No recuerdo que Cristóbal Serra hiciera de los caracoles su animal totémico -él reservaba ese honor al asno de grandes orejas y rebuznos gargantuescos-, y creo que Serra no dedicó ni una sola página a los caracoles ni recuerdo haberle oído hablar de caracoles, que por cierto no le gustaban nada como plato culinario, ni siquiera con su buena ración de alioli. Imagino que veía algo viscoso y repelente en los caracoles, algo que le habría parecido diabólico o al menos inmundo. Pero si yo tuviera que buscar un animal heráldico que figurase en un modesto escudo de armas, elegiría a un caracol asomando sus antenas bajo la lluvia apacible del otoño. Sólo uno. Solitario, silencioso, lento, modesto, valiente (hay que ser muy valiente para aventurarse por un mundo repleto de predadores, empezando por las temibles botas de los excursionistas). Antes he escrito ‘uno’, pero los caracoles son hermafroditas, así que ahora mismo cambio el género del pronombre y escribo ‘una’.

Me pregunto si esa imagen tan habitual en otros tiempos -un gran número de caracoles cruzando un camino- se ha convertido en algo totalmente insólito que muy poca gente ha logrado ver con sus propios ojos. Lo digo porque las lluvias de otoño -apacibles, tímidas, educadas- han sido sustituidas por trombas y borrascas que se aparecen de tarde en tarde, como borrachos alborotadores, y que lo ponen todo patas arriba sin dejar otro rastro que la brutalidad y el estrépito. En cambio, la lluvia de otoño era una lluvia que no tenía nada de violenta, sino que era más bien tímida, avisaba de su llegada con una cortesía anticuada y se despedía sin aspavientos de ningún tipo.
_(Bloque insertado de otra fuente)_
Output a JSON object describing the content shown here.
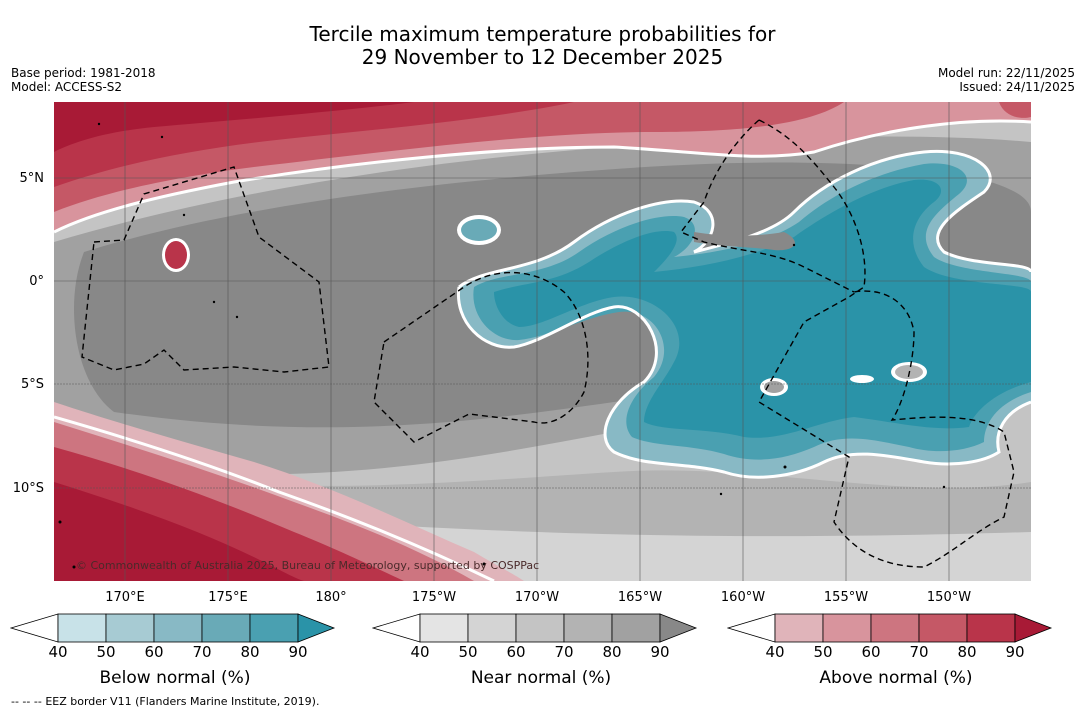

Era, claro está, una lluvia hecha a medida de los caracoles. Una lluvia «azulada», como la llamaba Rosselló-Pòrcel en el mejor poema que se ha escrito sobre el otoño y sobre la vida y sobre la añoranza (y también sobre la muerte presentida), ‘A Mallorca, durant la guerra civil’.
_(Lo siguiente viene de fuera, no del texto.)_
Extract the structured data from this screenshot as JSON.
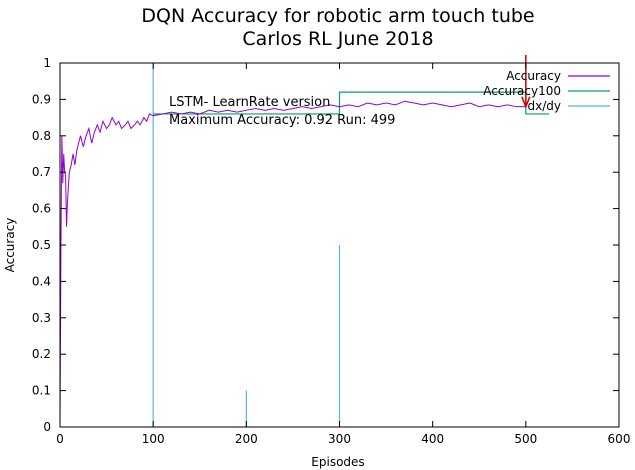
{
  "chart_data": {
    "type": "line",
    "title": [
      "DQN Accuracy for robotic arm touch tube",
      "Carlos RL June 2018"
    ],
    "xlabel": "Episodes",
    "ylabel": "Accuracy",
    "xlim": [
      0,
      600
    ],
    "ylim": [
      0,
      1
    ],
    "xticks": [
      0,
      100,
      200,
      300,
      400,
      500,
      600
    ],
    "xtick_labels": [
      "0",
      "100",
      "200",
      "300",
      "400",
      "500",
      "600"
    ],
    "yticks": [
      0,
      0.1,
      0.2,
      0.3,
      0.4,
      0.5,
      0.6,
      0.7,
      0.8,
      0.9,
      1
    ],
    "ytick_labels": [
      "0",
      "0.1",
      "0.2",
      "0.3",
      "0.4",
      "0.5",
      "0.6",
      "0.7",
      "0.8",
      "0.9",
      "1"
    ],
    "grid": false,
    "legend_position": "top-right",
    "annotations": [
      "LSTM- LearnRate version",
      "Maximum Accuracy: 0.92 Run: 499"
    ],
    "series": [
      {
        "name": "Accuracy",
        "color": "#9400d3",
        "style": "line",
        "x": [
          0,
          1,
          2,
          3,
          4,
          5,
          6,
          7,
          8,
          9,
          10,
          12,
          14,
          16,
          18,
          20,
          22,
          25,
          28,
          31,
          34,
          37,
          40,
          43,
          46,
          50,
          53,
          56,
          60,
          63,
          66,
          70,
          73,
          76,
          80,
          83,
          86,
          90,
          93,
          96,
          100,
          110,
          120,
          130,
          140,
          150,
          160,
          170,
          180,
          190,
          200,
          210,
          220,
          230,
          240,
          250,
          260,
          270,
          280,
          290,
          300,
          310,
          320,
          330,
          340,
          350,
          360,
          370,
          380,
          390,
          400,
          410,
          420,
          430,
          440,
          450,
          460,
          470,
          480,
          490,
          499
        ],
        "y": [
          0.0,
          0.5,
          0.8,
          0.67,
          0.75,
          0.7,
          0.69,
          0.55,
          0.62,
          0.66,
          0.7,
          0.72,
          0.75,
          0.72,
          0.76,
          0.78,
          0.8,
          0.77,
          0.8,
          0.82,
          0.78,
          0.81,
          0.83,
          0.81,
          0.84,
          0.82,
          0.83,
          0.85,
          0.83,
          0.84,
          0.82,
          0.83,
          0.84,
          0.82,
          0.83,
          0.84,
          0.83,
          0.85,
          0.84,
          0.86,
          0.855,
          0.86,
          0.865,
          0.86,
          0.865,
          0.86,
          0.87,
          0.865,
          0.87,
          0.865,
          0.87,
          0.875,
          0.87,
          0.875,
          0.87,
          0.875,
          0.88,
          0.875,
          0.88,
          0.885,
          0.88,
          0.885,
          0.88,
          0.89,
          0.885,
          0.89,
          0.885,
          0.895,
          0.89,
          0.885,
          0.89,
          0.885,
          0.88,
          0.885,
          0.89,
          0.88,
          0.885,
          0.88,
          0.885,
          0.88,
          0.88
        ]
      },
      {
        "name": "Accuracy100",
        "color": "#009e73",
        "style": "step",
        "x": [
          100,
          300,
          500,
          525
        ],
        "y": [
          0.86,
          0.92,
          0.86,
          0.86
        ]
      },
      {
        "name": "dx/dy",
        "color": "#56b4e9",
        "style": "impulse",
        "x": [
          100,
          200,
          300,
          500
        ],
        "y": [
          1.0,
          0.1,
          0.5,
          0.0
        ]
      }
    ],
    "marker": {
      "color": "#cc0000",
      "x": 500,
      "y_range": [
        0.88,
        1.0
      ],
      "arrowhead": true
    }
  }
}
Supongo que hay cosas mucho más terribles -y más aún en estos tiempos en que se vuelve a hablar de la bomba atómica no como una amenaza distópica, sino como una posibilidad cada vez más real que pende sobre nuestras cabezas-, pero el hecho de que estén desapareciendo las estaciones, al menos tal como las conocíamos, nos va a mutilar buena parte de nuestra ya muy debilitada sensibilidad. Casi sin invierno ni primavera ni otoño, y condenados a vivir en un pegajoso y aburrido verano interminable -con bruscos saltos a no sabemos muy bien qué estación-, vamos a perder algunas de las experiencias fundamentales que nos han convertido en humanos. Si ya no sabemos distinguir un tibio día de primavera de un asfixiante día de verano, y si ya no sabemos evocar esa lluvia azulada que hacía salir a los caracoles de sus escondrijos porque ya ha desaparecido de nuestras vidas, gran parte de nuestra memoria artística -esa que ha cristalizado en un soneto de Shakespeare o en una canción infantil- dejará de tener sentido para nosotros. Y por eso no es una buena noticia que cada vez nos resulte más difícil ver a un numeroso grupo de caracoles cruzando un camino rural, en un día de lluvia generosa, muy cerca de un viejo fortín abandonado.